Per fortuna le nubi del pessimismo non lambiscono il cielo del Gambarogno e del Locarnese in generale. « In tutto questo marasma – ha proseguito Clerici – una nota positiva: nel Locarnese nel corso del 2010, in controtendenza rispetto ai dati riguardanti il resto del Ticino, la presenza dei turisti negli alberghi ha dato risultati positivi e la situazione negli alloggi privati, nei campeggi e negli ostelli rimane stabile ». Il presidente ha poi fatto una lunga disamina su quanto avvenuto nella regione, sottolineando come il buon andamento sia frutto della vitalità delle numerose società sportive, culturali e ricreative che sanno muoversi con efficacia, e della fortuna di operare in un territorio dove i confini dell’Ente turistico sono gli stessi del nuovo comune. La collaborazione è quindi reale, come ha sottolineato anche la municipale Carmen Gabbani, presente in sala. In sostanza, come ha specificato Clerici « si desidera dare avvio a una collaborazione proficua con il Comune per concretizzare alcune iniziative già nel 2011 ». I conti per l’anno in corso, approvati dai soci, giungono con un po’ di ritardo, a causa dell’entrata in vigore della Nuova legge sul turismo. Per il 2012 il comprensorio del Gambarogno si attende 1,2 milioni di pernottamenti (compresi i forfait), ciò che permetterà di incassare globalmente 1,38 milioni di franchi. Anche le uscite ammonteranno a 1,38 milioni (la chiusura è praticamente in pareggio).
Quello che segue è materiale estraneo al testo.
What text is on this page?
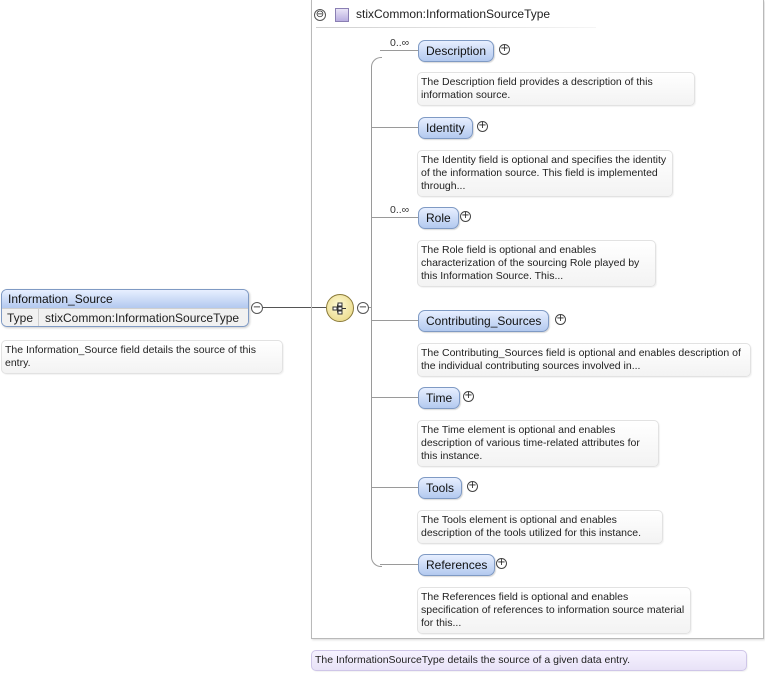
⊖	stixCommon:InformationSourceType
Information_Source
Type stixCommon:InformationSourceType
−
The Information_Source field details the source of this entry.
−
0..∞
Description	+
The Description field provides a description of this information source.
Identity	+
The Identity field is optional and specifies the identity of the information source. This field is implemented through...
0..∞
Role	+
The Role field is optional and enables characterization of the sourcing Role played by this Information Source. This...
Contributing_Sources	+
The Contributing_Sources field is optional and enables description of the individual contributing sources involved in...
Time	+
The Time element is optional and enables description of various time-related attributes for this instance.
Tools	+
The Tools element is optional and enables description of the tools utilized for this instance.
References +
The References field is optional and enables specification of references to information source material for this...
The InformationSourceType details the source of a given data entry.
Clerici, varcando i confini del ‘suo giardino’, ha fornito qualche indicazione sulla situazione difficile che sta vivendo il turismo ticinese, dovuta a diversi fattori, in particolare al continuo rafforzamento del franco e all’accresciuta concorrenza del mercato. « Sono in atto nuove strategie: istituzione di un osservatorio, innovazione dei prodotti e del marketing, creazione di quattro destinazioni turistiche, modifica della legge ». Con quattro destinazioni si eviterà la dispersione di forze e di idee creative. Da segnalare, infine, il ricco programma di manifestazioni per il 2011, tra le quali troverà spazio, in agosto, la collaudata ‘Gambarogno in festa’ in veste rinnovata.